Honnêtement, je ne m’attendais pas à ce qu’un roman pour la jeunesse soit aussi violent ! Lorsqu’on évoque L’appel de la forêt que Jack London publia en 1903, on imagine souvent une grande aventure dans les paysages enneigés du Grand Nord, un récit exaltant où un chien découvre sa vraie nature. Mais derrière cette image romantique se cache un roman d’une brutalité surprenante, où la loi du plus fort règne sans pitié.
Après la déception qu’avait été Martin Eden (soi-disant son chef-d’œuvre), je m’étais promis de ne pas rester sur une image négative et d’aller découvrir d’autres classiques de Jack London. Avec L’appel de la forêt, j’ai fait bonne pioche !
L’appel de la forêt : une rare violence
Dès les premières pages, Buck (chien domestique né d’un croisement entre un saint-bernard et un chien berger écossais) est arraché à sa vie confortable en Californie et subit un dressage impitoyable. Il découvre rapidement que la force et la soumission sont les seules lois qui comptent. Battu à coups de bâton, affamé, exploité par des maîtres souvent cruels, il endure une suite d’épreuves qui brisent ses illusions et réveillent son instinct de survie.
Devenu malgré lui chien de traineau dans le Grand Nord, il doit aussi rivaliser avec les autres chiens de l’attelage, notamment les redoutables huskies. Pour moi qui adorait ces chiens quand j’étais petit, je dois dire qu’après avoir lu L’appel de la forêt, je ne les verrai jamais plus comme avant…
Buck fut attaqué par trois huskies, et en un rien de temps ils lui déchirèrent et lui tailladèrent la tête et les épaules. Le vacarme était effrayant. Dave et Sol-leks, qui saignaient par de nombreuses blessures, se battaient courageusement côte à côte. Joe faisait claquer ses mâchoires comme un démon. Une fois, ses dents se refermèrent sur la patte avant d’un husky, et il fit craquer l’os et le brisa. Pike, le simulateur, bondit sur l’animal estropié, et lui cassa l’encolure d’un coup de dents rapide comme l’éclair. Buck saisit à la gorge un adversaire écumant, et fut éclaboussé de sang lorsque ses dents s’enfoncèrent dans la veine jugulaire. La saveur chaude qui lui resta dans la gueule l’incita à se montrer encore plus féroce. Il se jeta sur un autre, et en même temps sentit des dents s’enfoncer dans sa propre gorge. C’était Spitz qui l’attaquait en traître sur le flanc.
L’appel de la forêt, chapitre 3 : « Le mâle dominant des origines », Jack London (éd. Folio Junior, pp. 45-46)

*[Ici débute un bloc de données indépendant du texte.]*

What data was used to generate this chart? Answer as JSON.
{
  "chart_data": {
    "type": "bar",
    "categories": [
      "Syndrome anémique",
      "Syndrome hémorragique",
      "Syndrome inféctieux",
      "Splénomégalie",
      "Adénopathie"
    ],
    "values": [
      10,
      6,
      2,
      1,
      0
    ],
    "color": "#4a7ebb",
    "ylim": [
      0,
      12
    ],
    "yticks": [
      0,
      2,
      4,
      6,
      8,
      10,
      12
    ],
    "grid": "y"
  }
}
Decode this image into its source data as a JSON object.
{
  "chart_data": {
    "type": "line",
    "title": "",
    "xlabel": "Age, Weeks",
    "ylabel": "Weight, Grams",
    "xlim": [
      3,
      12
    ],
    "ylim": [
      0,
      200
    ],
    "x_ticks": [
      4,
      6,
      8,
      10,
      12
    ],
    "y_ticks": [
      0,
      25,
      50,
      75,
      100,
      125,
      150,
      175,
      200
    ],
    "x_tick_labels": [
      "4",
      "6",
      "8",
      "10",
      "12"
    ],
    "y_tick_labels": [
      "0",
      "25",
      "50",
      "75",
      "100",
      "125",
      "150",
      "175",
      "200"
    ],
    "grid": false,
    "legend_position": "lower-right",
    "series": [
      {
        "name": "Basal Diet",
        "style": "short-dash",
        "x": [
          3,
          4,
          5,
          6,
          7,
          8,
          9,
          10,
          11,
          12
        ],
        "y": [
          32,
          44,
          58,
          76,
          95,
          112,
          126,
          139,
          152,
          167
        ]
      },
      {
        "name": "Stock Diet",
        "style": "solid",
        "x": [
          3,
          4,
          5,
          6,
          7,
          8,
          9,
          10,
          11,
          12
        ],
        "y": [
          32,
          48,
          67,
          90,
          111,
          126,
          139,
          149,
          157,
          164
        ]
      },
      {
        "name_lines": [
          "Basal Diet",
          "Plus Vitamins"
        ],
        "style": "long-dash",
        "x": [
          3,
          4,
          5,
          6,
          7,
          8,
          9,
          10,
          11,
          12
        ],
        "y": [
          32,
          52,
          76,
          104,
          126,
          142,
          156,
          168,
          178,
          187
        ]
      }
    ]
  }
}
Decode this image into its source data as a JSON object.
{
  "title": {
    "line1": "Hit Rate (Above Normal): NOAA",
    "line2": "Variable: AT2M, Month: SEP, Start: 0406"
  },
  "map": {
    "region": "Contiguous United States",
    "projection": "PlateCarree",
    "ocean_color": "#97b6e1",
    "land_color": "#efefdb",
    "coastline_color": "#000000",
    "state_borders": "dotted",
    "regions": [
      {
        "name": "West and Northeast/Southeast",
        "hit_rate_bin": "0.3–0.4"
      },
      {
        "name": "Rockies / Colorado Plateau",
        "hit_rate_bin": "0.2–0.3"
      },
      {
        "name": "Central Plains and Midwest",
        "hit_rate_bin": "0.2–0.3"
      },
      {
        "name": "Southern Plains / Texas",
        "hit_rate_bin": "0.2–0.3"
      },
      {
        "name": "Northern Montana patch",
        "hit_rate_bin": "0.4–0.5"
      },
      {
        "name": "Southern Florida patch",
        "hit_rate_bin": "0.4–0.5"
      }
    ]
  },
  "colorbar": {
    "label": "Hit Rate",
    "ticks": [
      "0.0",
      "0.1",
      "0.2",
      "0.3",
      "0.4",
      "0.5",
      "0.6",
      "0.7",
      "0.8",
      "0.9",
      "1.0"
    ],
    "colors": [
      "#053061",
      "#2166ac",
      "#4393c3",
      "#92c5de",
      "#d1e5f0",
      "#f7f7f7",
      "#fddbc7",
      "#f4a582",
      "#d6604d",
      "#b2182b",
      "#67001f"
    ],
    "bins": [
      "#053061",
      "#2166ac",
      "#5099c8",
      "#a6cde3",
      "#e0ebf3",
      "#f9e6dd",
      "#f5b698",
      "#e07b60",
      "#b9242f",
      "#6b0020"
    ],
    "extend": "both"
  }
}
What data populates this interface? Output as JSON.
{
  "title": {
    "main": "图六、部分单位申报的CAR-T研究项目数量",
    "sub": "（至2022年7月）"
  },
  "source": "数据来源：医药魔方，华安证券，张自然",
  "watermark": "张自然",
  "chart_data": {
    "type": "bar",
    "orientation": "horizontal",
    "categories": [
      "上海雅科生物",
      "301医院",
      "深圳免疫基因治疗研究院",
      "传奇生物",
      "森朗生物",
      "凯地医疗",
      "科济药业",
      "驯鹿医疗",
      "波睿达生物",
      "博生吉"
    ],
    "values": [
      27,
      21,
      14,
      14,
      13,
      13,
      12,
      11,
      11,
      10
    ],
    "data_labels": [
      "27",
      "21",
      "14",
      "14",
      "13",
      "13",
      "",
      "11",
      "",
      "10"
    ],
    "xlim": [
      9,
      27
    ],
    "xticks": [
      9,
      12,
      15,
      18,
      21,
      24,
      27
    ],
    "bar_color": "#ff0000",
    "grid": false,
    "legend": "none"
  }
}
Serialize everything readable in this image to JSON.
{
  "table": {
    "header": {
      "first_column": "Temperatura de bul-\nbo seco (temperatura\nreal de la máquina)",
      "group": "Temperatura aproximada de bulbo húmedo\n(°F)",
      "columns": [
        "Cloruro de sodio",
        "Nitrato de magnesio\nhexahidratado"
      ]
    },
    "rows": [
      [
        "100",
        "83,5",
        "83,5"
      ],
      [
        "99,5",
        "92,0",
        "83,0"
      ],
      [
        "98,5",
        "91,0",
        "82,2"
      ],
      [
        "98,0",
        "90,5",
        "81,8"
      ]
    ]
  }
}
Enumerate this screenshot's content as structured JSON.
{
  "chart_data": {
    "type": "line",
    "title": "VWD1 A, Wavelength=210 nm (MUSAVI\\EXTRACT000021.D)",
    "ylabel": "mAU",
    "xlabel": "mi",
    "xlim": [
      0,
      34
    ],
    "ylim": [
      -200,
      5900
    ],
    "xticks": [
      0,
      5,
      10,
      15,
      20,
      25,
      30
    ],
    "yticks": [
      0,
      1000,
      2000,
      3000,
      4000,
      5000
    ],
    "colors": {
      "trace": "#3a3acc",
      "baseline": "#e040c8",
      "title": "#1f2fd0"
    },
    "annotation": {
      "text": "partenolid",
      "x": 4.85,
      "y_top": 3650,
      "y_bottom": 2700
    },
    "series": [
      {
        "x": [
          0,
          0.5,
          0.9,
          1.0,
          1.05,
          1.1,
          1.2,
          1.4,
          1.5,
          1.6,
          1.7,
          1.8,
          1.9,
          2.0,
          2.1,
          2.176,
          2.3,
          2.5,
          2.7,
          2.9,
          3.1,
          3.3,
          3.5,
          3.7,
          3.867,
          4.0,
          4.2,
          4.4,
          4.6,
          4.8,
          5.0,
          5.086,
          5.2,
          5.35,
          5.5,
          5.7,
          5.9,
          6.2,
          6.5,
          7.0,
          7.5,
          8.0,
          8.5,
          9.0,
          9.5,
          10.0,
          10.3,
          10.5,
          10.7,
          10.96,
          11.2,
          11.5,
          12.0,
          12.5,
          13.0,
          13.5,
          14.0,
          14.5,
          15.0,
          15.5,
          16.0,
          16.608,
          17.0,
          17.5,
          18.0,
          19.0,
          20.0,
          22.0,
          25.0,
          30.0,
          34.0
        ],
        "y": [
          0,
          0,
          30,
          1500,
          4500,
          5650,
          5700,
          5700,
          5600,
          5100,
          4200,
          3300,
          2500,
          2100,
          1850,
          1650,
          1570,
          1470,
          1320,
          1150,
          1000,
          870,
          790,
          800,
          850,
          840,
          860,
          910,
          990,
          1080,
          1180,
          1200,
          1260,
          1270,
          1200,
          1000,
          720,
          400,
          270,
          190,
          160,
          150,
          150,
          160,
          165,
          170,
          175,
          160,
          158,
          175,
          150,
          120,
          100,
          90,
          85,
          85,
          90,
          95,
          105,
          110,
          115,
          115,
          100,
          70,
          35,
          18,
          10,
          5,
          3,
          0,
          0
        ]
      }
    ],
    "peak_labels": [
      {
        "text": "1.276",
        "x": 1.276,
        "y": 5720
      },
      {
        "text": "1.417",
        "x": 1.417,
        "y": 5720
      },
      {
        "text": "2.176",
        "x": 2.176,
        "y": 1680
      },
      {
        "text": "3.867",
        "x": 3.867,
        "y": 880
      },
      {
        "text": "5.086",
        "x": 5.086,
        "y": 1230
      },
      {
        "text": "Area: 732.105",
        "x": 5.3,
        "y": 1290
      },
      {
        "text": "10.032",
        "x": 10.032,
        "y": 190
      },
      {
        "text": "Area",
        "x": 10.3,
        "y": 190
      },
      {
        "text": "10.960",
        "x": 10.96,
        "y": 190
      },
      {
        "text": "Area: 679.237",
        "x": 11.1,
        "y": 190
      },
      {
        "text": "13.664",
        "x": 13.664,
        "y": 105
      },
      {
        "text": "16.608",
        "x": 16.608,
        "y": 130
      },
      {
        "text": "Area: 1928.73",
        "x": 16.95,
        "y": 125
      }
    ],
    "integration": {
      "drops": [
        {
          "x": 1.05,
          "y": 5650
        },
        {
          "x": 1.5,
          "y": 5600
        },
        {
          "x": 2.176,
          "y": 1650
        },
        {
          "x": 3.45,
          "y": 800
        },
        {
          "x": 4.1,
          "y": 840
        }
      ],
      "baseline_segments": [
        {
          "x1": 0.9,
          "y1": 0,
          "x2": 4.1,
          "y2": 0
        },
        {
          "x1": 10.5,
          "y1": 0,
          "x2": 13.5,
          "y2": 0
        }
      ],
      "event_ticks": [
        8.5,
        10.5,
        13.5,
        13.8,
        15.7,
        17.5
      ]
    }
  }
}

Une nature hostile et sans pitié
Jack London ne se contente pas de montrer la brutalité humaine : il décrit aussi un monde sauvage où la lutte pour la vie est permanente. Les chiens se battent entre eux pour dominer la meute, les plus faibles meurent de froid ou d’épuisement. La nature, loin d’être un refuge idyllique, est une arène où seuls les plus résistants survivent. Et pourtant, le roman est constellé de séquences contemplatives ultra-poétiques dans lesquelles on sent que Buck se reconnecte avec sa nature sauvage.
Au fil du roman, Buck se dépouille de son héritage domestique et cède à l’appel de ses instincts les plus primitifs. Ce retour à l’état sauvage ne se fait pas sans heurts. Connaissant un peu la vie de Jack London (je vous avais parlé ici de la pièce biographique La maison du loup, qui lui était consacrée), il ne m’a pas été difficile d’imaginer que lorsque l’auteur parle de Buck, c’est en fait de lui-même dont il est question. Pour moi, y’a pas photo : le chien Buck est beaucoup plus intéressant et profond que l’humain Martin Eden, que l’on a souvent considéré comme le double littéraire de Jack London.
Ainsi, L’Appel de la forêt dépasse le simple roman animalier pour livrer un récit brutal et sans concession sur la survie et la nature profonde de l’être vivant. Maintenant que je suis réconcilié avec Jack London, j’ai très envie de découvrir ses autres grands classiques, notamment Croc-Blanc, publié 3 ans plus tard, en 1906. Vous recommandez ?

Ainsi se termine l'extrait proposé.